Keloid scars occur when a wound heals. The scar becomes thick, lumpy raised and larger than the original wound.

The NHS says they can be pink, red, skin-coloured or darker than the surrounding skin.

It explains: “They can develop after very minor skin damage, such as an acne spot or a piercing, and spread beyond the original area of skin damage.”

Anyone can get a keloid scar but they tend to be more common in people with dark skin.

They’re also more common on the upper chest, shoulders, head and neck, but can happen anywhere, and they’re usually painless.

There are a number of treatments available, but the health body says none have been shown to be more effective than others.

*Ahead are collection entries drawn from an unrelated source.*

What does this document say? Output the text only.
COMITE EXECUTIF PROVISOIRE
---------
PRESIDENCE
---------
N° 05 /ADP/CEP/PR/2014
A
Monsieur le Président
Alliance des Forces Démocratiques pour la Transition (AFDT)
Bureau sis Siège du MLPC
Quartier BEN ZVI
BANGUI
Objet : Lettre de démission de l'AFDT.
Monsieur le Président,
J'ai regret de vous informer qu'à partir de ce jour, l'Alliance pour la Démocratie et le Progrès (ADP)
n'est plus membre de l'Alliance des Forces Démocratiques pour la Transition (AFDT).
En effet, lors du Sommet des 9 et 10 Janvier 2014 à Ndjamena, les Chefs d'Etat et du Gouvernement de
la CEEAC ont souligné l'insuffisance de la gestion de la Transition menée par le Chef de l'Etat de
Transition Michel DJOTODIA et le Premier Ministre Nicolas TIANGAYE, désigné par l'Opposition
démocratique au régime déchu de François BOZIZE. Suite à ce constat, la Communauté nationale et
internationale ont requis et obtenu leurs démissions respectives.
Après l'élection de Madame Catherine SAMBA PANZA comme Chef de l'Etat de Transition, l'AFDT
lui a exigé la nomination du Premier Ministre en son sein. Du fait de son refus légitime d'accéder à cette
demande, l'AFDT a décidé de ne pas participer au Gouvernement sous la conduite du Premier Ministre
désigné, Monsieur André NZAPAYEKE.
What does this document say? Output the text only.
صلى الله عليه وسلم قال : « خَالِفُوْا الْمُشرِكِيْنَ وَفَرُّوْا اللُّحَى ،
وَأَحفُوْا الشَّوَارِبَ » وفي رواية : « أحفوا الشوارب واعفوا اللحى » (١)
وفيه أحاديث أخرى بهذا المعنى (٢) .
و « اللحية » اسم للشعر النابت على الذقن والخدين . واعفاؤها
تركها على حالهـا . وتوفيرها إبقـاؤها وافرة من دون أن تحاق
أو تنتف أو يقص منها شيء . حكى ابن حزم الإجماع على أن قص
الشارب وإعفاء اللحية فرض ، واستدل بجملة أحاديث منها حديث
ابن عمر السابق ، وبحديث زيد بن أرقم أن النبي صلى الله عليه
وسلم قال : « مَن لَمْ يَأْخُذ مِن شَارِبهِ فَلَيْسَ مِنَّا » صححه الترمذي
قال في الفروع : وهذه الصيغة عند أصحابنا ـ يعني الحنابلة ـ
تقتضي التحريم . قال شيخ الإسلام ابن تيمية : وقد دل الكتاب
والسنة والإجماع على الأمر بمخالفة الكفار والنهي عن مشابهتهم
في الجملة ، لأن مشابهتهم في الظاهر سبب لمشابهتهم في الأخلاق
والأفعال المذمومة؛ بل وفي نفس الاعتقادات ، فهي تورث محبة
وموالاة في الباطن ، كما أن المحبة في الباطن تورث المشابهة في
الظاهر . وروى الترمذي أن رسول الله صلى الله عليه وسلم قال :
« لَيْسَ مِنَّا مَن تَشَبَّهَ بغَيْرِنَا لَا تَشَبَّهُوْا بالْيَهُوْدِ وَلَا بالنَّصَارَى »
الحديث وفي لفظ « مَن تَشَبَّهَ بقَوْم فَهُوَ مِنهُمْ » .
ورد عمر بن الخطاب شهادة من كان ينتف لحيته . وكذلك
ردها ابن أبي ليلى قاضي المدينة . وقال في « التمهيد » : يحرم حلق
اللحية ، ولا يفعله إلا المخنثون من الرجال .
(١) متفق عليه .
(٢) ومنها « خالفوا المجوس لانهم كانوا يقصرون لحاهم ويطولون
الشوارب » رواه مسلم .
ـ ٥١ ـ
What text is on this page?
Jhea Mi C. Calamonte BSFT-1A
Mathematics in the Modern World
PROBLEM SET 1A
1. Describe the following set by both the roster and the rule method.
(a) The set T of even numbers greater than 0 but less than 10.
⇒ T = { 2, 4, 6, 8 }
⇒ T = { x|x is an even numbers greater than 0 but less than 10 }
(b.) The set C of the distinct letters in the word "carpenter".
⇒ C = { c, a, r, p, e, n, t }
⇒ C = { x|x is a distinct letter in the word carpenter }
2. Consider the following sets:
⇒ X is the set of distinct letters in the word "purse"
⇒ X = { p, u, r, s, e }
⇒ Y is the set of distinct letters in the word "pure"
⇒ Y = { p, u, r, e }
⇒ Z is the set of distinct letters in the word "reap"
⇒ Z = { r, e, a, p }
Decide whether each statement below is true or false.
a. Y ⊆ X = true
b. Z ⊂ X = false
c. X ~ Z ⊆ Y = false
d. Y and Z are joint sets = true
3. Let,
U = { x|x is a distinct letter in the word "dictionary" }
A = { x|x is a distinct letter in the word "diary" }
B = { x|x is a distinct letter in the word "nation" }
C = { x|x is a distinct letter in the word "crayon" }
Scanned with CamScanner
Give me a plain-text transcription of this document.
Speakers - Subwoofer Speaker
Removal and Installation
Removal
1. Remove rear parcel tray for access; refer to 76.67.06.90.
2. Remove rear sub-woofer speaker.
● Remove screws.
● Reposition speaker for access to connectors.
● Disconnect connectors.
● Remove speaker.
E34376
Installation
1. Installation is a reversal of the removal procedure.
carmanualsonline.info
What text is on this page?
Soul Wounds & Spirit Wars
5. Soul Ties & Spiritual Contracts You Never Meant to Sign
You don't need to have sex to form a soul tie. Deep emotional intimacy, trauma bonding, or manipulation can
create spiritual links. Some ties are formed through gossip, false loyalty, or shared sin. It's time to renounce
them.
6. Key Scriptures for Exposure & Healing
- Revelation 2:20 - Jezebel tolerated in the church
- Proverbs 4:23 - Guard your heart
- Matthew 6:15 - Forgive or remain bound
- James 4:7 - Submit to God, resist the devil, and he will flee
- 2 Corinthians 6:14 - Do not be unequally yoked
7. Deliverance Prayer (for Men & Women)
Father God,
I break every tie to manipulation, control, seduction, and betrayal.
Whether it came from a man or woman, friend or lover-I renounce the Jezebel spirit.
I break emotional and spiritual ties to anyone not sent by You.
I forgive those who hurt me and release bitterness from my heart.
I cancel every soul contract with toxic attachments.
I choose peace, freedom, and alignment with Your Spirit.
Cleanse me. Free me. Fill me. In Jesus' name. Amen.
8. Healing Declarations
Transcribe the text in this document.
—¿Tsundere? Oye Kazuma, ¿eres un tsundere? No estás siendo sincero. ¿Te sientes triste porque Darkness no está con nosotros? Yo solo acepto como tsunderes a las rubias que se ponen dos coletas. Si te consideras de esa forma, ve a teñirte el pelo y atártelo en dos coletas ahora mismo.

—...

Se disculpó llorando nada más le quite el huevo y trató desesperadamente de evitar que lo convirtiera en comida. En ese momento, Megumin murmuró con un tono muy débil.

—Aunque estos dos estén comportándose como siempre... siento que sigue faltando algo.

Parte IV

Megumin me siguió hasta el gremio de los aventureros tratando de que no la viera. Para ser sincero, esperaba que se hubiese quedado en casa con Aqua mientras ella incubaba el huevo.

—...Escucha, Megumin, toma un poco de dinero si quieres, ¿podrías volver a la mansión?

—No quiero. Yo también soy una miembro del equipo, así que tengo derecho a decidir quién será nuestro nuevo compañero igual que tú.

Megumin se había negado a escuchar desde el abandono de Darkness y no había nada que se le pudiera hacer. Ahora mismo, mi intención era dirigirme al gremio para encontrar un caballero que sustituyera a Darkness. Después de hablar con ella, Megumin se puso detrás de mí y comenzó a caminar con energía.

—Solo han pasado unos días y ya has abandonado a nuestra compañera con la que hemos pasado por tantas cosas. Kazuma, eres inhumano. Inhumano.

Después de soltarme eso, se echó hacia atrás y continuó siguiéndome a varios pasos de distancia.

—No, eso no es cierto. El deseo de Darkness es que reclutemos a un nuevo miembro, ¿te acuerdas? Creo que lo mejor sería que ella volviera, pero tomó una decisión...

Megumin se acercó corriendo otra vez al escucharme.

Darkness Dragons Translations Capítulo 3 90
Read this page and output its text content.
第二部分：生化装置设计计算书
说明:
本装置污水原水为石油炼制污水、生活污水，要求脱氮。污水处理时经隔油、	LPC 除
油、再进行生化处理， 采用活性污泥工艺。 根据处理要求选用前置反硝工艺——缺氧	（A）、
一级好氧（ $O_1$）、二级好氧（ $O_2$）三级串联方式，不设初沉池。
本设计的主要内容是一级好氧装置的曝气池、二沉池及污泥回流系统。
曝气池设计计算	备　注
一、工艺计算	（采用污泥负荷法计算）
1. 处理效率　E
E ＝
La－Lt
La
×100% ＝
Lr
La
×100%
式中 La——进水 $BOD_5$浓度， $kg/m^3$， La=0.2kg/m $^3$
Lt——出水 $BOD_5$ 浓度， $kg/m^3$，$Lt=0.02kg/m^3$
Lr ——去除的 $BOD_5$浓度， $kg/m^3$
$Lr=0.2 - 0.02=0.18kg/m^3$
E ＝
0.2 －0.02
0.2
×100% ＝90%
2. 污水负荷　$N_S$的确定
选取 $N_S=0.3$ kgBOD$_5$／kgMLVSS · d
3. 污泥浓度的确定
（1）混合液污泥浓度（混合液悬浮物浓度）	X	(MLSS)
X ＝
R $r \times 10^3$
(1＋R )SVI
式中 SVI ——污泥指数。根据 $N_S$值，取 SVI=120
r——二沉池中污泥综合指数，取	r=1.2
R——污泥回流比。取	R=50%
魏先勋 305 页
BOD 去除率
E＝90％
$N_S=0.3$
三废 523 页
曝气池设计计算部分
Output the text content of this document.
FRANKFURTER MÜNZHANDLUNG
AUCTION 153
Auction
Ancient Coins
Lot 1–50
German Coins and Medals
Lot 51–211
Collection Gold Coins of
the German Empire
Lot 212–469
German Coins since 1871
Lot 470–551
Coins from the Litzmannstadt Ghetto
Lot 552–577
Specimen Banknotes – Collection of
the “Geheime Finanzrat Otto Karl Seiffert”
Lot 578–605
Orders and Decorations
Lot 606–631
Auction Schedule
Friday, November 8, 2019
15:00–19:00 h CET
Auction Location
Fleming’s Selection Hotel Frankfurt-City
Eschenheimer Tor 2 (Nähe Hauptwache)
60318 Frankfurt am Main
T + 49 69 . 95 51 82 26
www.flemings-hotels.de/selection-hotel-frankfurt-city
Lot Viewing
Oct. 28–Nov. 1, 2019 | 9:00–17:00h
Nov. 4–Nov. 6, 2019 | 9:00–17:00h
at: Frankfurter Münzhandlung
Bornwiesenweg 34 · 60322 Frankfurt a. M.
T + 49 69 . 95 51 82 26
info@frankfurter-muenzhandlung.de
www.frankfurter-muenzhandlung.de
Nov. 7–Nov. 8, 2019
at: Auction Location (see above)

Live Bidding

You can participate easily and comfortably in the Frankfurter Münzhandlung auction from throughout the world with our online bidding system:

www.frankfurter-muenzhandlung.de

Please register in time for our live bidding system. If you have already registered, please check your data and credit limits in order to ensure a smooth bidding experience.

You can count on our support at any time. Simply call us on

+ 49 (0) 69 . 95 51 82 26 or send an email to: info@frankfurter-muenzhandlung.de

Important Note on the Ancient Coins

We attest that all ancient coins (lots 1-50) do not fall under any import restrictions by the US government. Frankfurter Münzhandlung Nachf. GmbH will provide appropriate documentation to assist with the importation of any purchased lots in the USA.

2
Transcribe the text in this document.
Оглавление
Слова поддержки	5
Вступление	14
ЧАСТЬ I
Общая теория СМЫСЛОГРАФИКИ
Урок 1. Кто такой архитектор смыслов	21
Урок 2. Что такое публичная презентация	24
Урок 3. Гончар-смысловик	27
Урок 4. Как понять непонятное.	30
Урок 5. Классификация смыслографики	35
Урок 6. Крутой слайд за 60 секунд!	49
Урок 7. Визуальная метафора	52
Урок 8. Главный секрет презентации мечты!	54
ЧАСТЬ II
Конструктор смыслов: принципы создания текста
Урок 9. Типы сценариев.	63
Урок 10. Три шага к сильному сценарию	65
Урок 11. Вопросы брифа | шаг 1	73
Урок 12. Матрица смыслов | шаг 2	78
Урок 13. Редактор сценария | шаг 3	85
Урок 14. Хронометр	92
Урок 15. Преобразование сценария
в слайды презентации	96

Treatments that may help flatten a keloid scar include steroid injections, applying steroid-impregnated tape for 12 hours a day and applying silicone gel sheeting for several months.

Dolly has sold more than 100 million records worldwide and has had 25 songs reach number one on the Billboard country music charts.

But behind the scenes, the star has struggled with her fair share of health problems.

In her 2018 book Dolly on Dolly: Interviews and Encounters with Dolly Parton, she wrote: “See, I was thirty-five when I first got sick.

“I went to the very bottom as far as my emotions and my health are concerned.

“I was getting away with murder. I wasn’t watching what I ate, I wasn’t conscious of nutrition, wasn’t taking care of myself. I was working hard, and underneath I was a pile of personal and emotional problems.

“All at once I fell apart. It was stomach problems and female problems—all over health problems actually.

“It was God’s way of telling me to get myself straight… I’m grateful it happened when I was still young enough to bounce back.”

Dolly was eventually diagnosed with endometriosis and by 1984 she underwent a partial hysterectomy to treat her symptoms.

The singer is appearing in Dolly Parton: The Queen of Country on Channel 5 at 4:45pm.